What are CPO Vehicles?
CPO vehicles are later model used cars that have either been certified by the manufacturer or the dealer. It has been inspected, and any issues fixed. The former type of certification is the most important one to look for, as this comes with a warranty that comes at no additional cost to you and offers the same coverage as if you bought a new car. Manufacter-backed warranties also mean you can have the car serviced at any dealer in the country.
Dealer-certified vehicles come with a dealer-backed warranty, but usually at an additional cost. They also may not have been as thoroughly inspected as a car from a manufacturer program, which has very stringent standards.
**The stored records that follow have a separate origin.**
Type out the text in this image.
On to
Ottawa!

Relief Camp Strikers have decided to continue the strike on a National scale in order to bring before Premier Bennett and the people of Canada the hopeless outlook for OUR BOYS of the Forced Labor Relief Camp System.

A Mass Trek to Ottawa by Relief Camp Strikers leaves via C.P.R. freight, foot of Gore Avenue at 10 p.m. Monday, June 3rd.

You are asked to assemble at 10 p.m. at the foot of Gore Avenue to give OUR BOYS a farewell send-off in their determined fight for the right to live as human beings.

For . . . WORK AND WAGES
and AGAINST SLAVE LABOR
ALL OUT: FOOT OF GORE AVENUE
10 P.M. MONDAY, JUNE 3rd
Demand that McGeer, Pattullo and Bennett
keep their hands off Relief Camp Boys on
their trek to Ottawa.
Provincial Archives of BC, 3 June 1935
Be cautious of any certifications from third party organizations—they often mean very little.
Do Your Homework on Price
Having a car be part of an ‘official’ certification program may give the sense that there is less wiggle room when it comes to negotiation, and you must pay whatever the stated price is. But, like any other car, the sale price is not set in stone. When shopping for a certified pre-owned vehicle, just as you would for a ‘regular’ used car, find out the specs of the vehicle, and check out sites such as Kelley Blue Book to get an idea of what the car is worth based on its mileage, condition, equipment and other relevant factors. Check used car ads in your region to see if you find similar vehicles and what they are being sold for.
One thing to keep in mind, however, is even though you can negotiate as you would with any other car, you might not have as much leverage. Quality used cars are in demand, and they are usually not as hard a sell as a ‘regular’ used car that is older, has more mileage, wear and tear, etc…
Verifying Its ‘Status’
When it comes to buying a used car, even one that has been certified, it is important you confirm for yourself the true condition of the car. Insist on seeing any records related to the vehicle, as well as the inspection checklist used for the certification. Make sure you review the warranty and that everything is clear—if you are unsure about anything, ask, don’t assume. Read the fine print. Certain types of coverage beyond the powertrain usually require an additional cost.
These are just a few of the core considerations. A CPO car can be a great investment if you want a newer vehicle without having to take that huge depreciation hit that occurs once you drive the car off the lot. But, like any other car purchase, do your homework.